Is that Thai food, or Lao? 5 typical dishes from Laos that will help you see the difference

Think Laotian food all tastes the same as its Thai neighbours? These 5 distinctive dishes will make you think again

Lao cuisine might have a lot less in common with its Thai counterparts than you think. Photos by: Mark Andrews

Northeastern Thai-style (Isaan) food is actually derived from Lao cuisine, and with a proliferation of restaurants in Laos serving Thai cuisine it is easy to get into a sticky situation with the food. These five typical Lao dishes will help you see the difference.

Larb

The unofficial national dish; one of the keys to this meat salad is the use of fresh herbs – a defining feature of Lao food. Usually containing mint, other herbs may join chillies, spring onions, roasted powdered sticky rice, lime juice and garlic which flavour the minced meat. Watch out, in some versions the meat can be raw. Simply wrap it into a lettuce leaf parcel to eat.

Laos often call themselves luk khao niaow, or the children of sticky rice, such is its importance to the cuisine. Sticky rice is the main part of most meals and is a standard accompaniment to larb.

Barbecue

A barbecue stall at the Elephant Festival in Viengkeo Village near Hongsa, Laos
A barbecue stall at the Elephant Festival in Viengkeo Village near Hongsa, Laos

Wander along the banks of the Mekong River in the capital Vientiane on a balmy evening, and you will be greeted by the wafting smoke from stands where fish and meat are being grilled. Cooked over charcoal, typical selections include marinated chicken and whole river fish, rubbed with salt and stuffed with lemongrass.

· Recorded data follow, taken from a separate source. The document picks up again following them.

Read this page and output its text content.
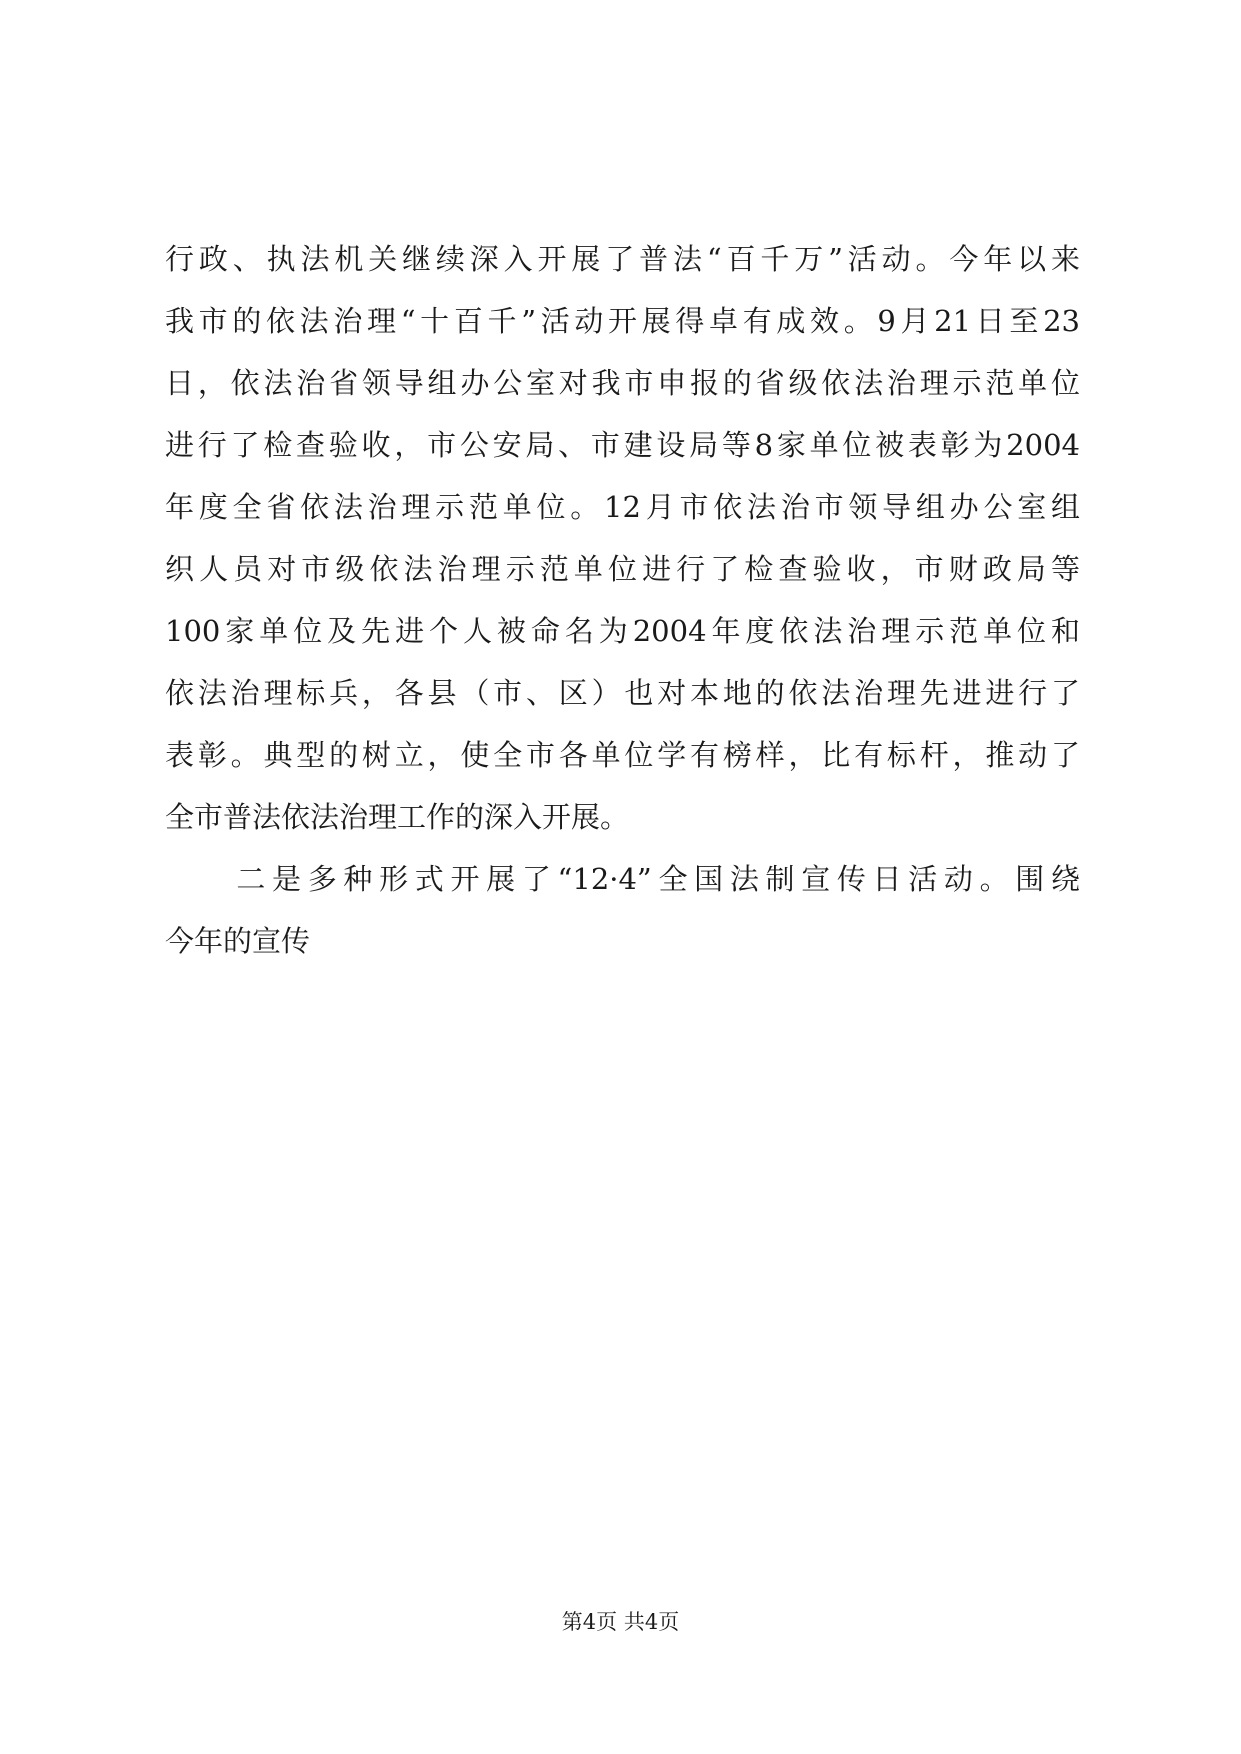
行政、执法机关继续深入开展了普法“百千万”活动。今年以来
我市的依法治理“十百千”活动开展得卓有成效。9月21日至23
日，依法治省领导组办公室对我市申报的省级依法治理示范单位
进行了检查验收，市公安局、市建设局等8家单位被表彰为2004
年度全省依法治理示范单位。12月市依法治市领导组办公室组
织人员对市级依法治理示范单位进行了检查验收，市财政局等
100家单位及先进个人被命名为2004年度依法治理示范单位和
依法治理标兵，各县（市、区）也对本地的依法治理先进进行了
表彰。典型的树立，使全市各单位学有榜样，比有标杆，推动了
全市普法依法治理工作的深入开展。
　　二是多种形式开展了“12·4”全国法制宣传日活动。围绕
今年的宣传
第4页 共4页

Throw in a papaya salad and sticky rice and it makes a great meal.

Riverweed and jeow

A Laotian starter selection at Kong View restaurant, by the Mekong in Vientiane, including Luang Prabang sausage and riverweed
A Laotian starter selection at Kong View restaurant, by the Mekong in Vientiane, including Luang Prabang sausage and riverweed

Dried river algae may not sound appetising but kaipen, eaten in sheets, is more like seaweed. Flash fried and consumed as a snack it is popular in the former capital Luang Prabang, which was home to the Lao royal family for a long time, leaving a legacy of refined Laotian dishes.

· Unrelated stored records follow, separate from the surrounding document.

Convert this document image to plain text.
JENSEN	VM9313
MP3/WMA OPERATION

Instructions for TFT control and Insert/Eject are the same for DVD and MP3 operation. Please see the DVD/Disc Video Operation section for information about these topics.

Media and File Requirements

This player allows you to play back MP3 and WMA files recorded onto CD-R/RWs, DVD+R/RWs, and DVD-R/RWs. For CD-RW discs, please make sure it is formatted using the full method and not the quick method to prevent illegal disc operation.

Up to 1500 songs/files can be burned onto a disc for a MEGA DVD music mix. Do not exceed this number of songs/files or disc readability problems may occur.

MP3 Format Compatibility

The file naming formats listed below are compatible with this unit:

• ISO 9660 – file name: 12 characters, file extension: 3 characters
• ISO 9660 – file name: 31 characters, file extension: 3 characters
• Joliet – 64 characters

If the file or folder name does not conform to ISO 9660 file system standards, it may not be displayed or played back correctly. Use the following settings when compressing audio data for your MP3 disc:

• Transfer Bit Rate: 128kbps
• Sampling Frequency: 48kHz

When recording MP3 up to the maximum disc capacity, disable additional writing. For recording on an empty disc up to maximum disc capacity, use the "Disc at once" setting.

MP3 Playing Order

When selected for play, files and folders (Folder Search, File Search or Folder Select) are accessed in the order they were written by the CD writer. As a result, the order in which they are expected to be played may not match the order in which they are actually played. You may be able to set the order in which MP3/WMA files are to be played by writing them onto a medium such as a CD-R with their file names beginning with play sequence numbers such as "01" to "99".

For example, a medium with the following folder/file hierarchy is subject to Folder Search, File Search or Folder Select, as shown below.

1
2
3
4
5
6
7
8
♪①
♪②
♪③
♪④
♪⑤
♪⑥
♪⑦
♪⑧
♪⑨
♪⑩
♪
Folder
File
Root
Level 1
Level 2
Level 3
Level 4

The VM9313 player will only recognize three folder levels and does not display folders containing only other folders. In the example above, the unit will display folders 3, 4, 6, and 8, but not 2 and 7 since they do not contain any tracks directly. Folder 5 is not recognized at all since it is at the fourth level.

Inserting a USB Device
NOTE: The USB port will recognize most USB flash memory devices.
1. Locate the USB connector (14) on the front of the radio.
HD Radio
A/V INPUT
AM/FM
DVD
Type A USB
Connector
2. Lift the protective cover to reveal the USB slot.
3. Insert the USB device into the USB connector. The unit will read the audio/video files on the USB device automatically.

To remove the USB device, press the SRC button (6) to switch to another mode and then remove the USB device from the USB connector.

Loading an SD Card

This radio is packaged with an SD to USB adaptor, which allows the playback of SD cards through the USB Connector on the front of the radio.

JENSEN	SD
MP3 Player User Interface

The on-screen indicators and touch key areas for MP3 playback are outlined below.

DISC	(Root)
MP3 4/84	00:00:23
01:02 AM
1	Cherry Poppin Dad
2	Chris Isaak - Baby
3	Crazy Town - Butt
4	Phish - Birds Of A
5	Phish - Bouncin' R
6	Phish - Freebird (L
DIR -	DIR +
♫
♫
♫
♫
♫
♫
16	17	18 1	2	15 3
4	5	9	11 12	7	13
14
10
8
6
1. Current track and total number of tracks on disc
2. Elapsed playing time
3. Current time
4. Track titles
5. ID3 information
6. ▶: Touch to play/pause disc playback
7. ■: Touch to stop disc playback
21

Jeow is one of the basics of Lao food. Essentially a local version of salsa, it makes a great accompaniment to riverweed. Using vegetables roasted over a taoloh – the wood-fired terracotta brazier traditionally used for cooking – the dipping sauce has a spicy kick. Jeows using aubergine or tomatoes are common, and usually contain chillies, garlic and spring onions. Pounding the main ingredients in a mortar and pestle creates the thick paste.

Stuffed lemongrass

Food at the Tamarind cooking class in Luang Prabang includes mok pa in the banana leaf, orlarm in the pan, and ua si khai deep-fried lemongrass stuffed with minced chicken.
Food at the Tamarind cooking class in Luang Prabang includes mok pa in the banana leaf, orlarm in the pan, and ua si khai deep-fried lemongrass stuffed with minced chicken.

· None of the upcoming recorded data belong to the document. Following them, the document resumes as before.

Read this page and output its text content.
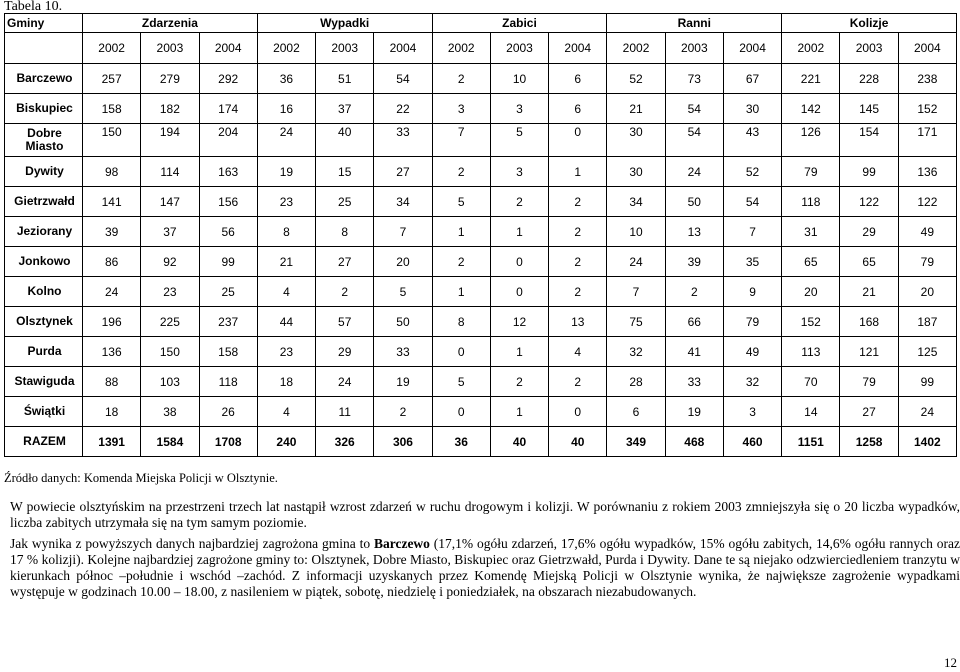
Tabela 10.
Gminy	Zdarzenia			Wypadki			Zabici			Ranni			Kolizje		
	2002	2003	2004	2002	2003	2004	2002	2003	2004	2002	2003	2004	2002	2003	2004
Barczewo	257	279	292	36	51	54	2	10	6	52	73	67	221	228	238
Biskupiec	158	182	174	16	37	22	3	3	6	21	54	30	142	145	152
Dobre Miasto	150	194	204	24	40	33	7	5	0	30	54	43	126	154	171
Dywity	98	114	163	19	15	27	2	3	1	30	24	52	79	99	136
Gietrzwałd	141	147	156	23	25	34	5	2	2	34	50	54	118	122	122
Jeziorany	39	37	56	8	8	7	1	1	2	10	13	7	31	29	49
Jonkowo	86	92	99	21	27	20	2	0	2	24	39	35	65	65	79
Kolno	24	23	25	4	2	5	1	0	2	7	2	9	20	21	20
Olsztynek	196	225	237	44	57	50	8	12	13	75	66	79	152	168	187
Purda	136	150	158	23	29	33	0	1	4	32	41	49	113	121	125
Stawiguda	88	103	118	18	24	19	5	2	2	28	33	32	70	79	99
Świątki	18	38	26	4	11	2	0	1	0	6	19	3	14	27	24
RAZEM	1391	1584	1708	240	326	306	36	40	40	349	468	460	1151	1258	1402
Źródło danych: Komenda Miejska Policji w Olsztynie.
W powiecie olsztyńskim na przestrzeni trzech lat nastąpił wzrost zdarzeń w ruchu drogowym i kolizji. W porównaniu z rokiem 2003 zmniejszyła się o 20 liczba wypadków, liczba zabitych utrzymała się na tym samym poziomie.
Jak wynika z powyższych danych najbardziej zagrożona gmina to Barczewo (17,1% ogółu zdarzeń, 17,6% ogółu wypadków, 15% ogółu zabitych, 14,6% ogółu rannych oraz 17 % kolizji). Kolejne najbardziej zagrożone gminy to: Olsztynek, Dobre Miasto, Biskupiec oraz Gietrzwałd, Purda i Dywity. Dane te są niejako odzwierciedleniem tranzytu w kierunkach północ –południe i wschód –zachód. Z informacji uzyskanych przez Komendę Miejską Policji w Olsztynie wynika, że największe zagrożenie wypadkami występuje w godzinach 10.00 – 18.00, z nasileniem w piątek, sobotę, niedzielę i poniedziałek, na obszarach niezabudowanych.
12
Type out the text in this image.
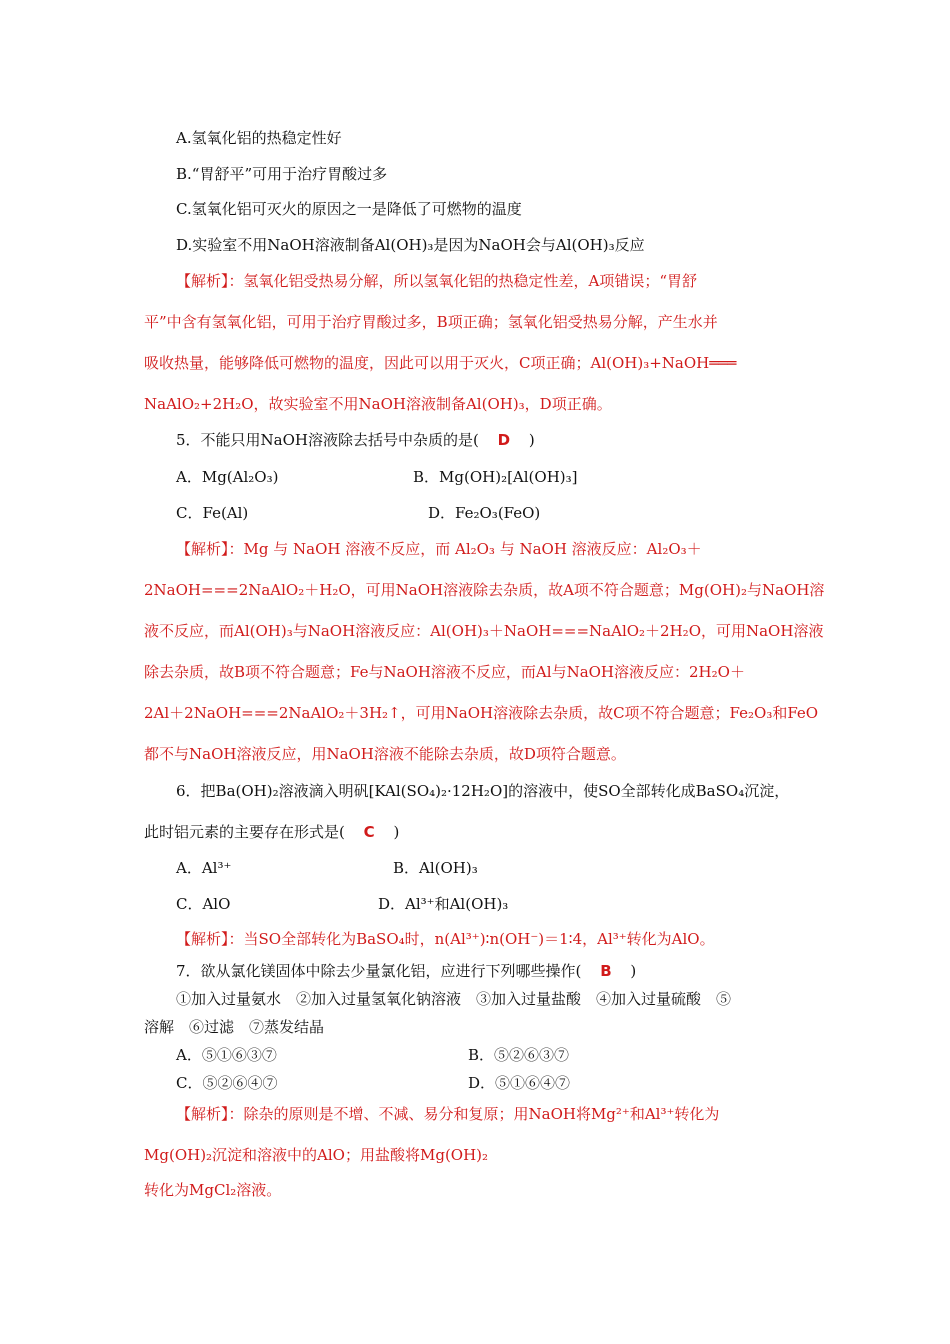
A.氢氧化铝的热稳定性好
B.“胃舒平”可用于治疗胃酸过多
C.氢氧化铝可灭火的原因之一是降低了可燃物的温度
D.实验室不用NaOH溶液制备Al(OH)₃是因为NaOH会与Al(OH)₃反应
【解析】：氢氧化铝受热易分解，所以氢氧化铝的热稳定性差，A项错误；“胃舒
平”中含有氢氧化铝，可用于治疗胃酸过多，B项正确；氢氧化铝受热易分解，产生水并
吸收热量，能够降低可燃物的温度，因此可以用于灭火，C项正确；Al(OH)₃+NaOH═══
NaAlO₂+2H₂O，故实验室不用NaOH溶液制备Al(OH)₃，D项正确。
5．不能只用NaOH溶液除去括号中杂质的是( D )
A．Mg(Al₂O₃)	B．Mg(OH)₂[Al(OH)₃]
C．Fe(Al)	D．Fe₂O₃(FeO)
【解析】：Mg 与 NaOH 溶液不反应，而 Al₂O₃ 与 NaOH 溶液反应：Al₂O₃＋
2NaOH===2NaAlO₂＋H₂O，可用NaOH溶液除去杂质，故A项不符合题意；Mg(OH)₂与NaOH溶
液不反应，而Al(OH)₃与NaOH溶液反应：Al(OH)₃＋NaOH===NaAlO₂＋2H₂O，可用NaOH溶液
除去杂质，故B项不符合题意；Fe与NaOH溶液不反应，而Al与NaOH溶液反应：2H₂O＋
2Al＋2NaOH===2NaAlO₂＋3H₂↑，可用NaOH溶液除去杂质，故C项不符合题意；Fe₂O₃和FeO
都不与NaOH溶液反应，用NaOH溶液不能除去杂质，故D项符合题意。
6．把Ba(OH)₂溶液滴入明矾[KAl(SO₄)₂·12H₂O]的溶液中，使SO全部转化成BaSO₄沉淀，
此时铝元素的主要存在形式是( C )
A．Al³⁺	B．Al(OH)₃
C．AlO	D．Al³⁺和Al(OH)₃
【解析】：当SO全部转化为BaSO₄时，n(Al³⁺)∶n(OH⁻)＝1∶4，Al³⁺转化为AlO。
7．欲从氯化镁固体中除去少量氯化铝，应进行下列哪些操作( B )
①加入过量氨水　②加入过量氢氧化钠溶液　③加入过量盐酸　④加入过量硫酸　⑤
溶解　⑥过滤　⑦蒸发结晶
A．⑤①⑥③⑦	B．⑤②⑥③⑦
C．⑤②⑥④⑦	D．⑤①⑥④⑦
【解析】：除杂的原则是不增、不减、易分和复原；用NaOH将Mg²⁺和Al³⁺转化为
Mg(OH)₂沉淀和溶液中的AlO；用盐酸将Mg(OH)₂
转化为MgCl₂溶液。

Lao food uses the inner stalk of the lemongrass plant thanks to the flavour it imparts. In this dish, it plays the central part forming a basket for minced meat. It requires accurate slicing to ensure the stalk is not slit all the way to the ends. Pounded garlic, spring onions, coriander and kaffir lime leaves give additional flavour to the minced meat – most commonly chicken. The mixture is stuffed into the lemongrass basket, dipped in egg, and deep fried in soybean oil. The chicken gains a lemon taste thanks to the basket.

Mok pa

Being landlocked, Laotians tend to eat river fish, typically carp or catfish. Unlike the similar Cambodian amok, the Lao dish does not usually involve coconut milk.

Dill, a common herb in Lao cooking, plays a central role in the dish along with Lao basil (lemon basil) which has a subtler aniseed taste than Thai basil. These join the ubiquitous chillies, kaffir lime leaves, spring onions and garlic as flavourings. Also added are shallots and sticky rice, pounded into a powder, to which all the ingredients bar the fish are then added and further pounded. After gently being steamed for around 20 minutes in banana leave parcels, the chunks of fish emerge moist and infused with the flavours of the paste.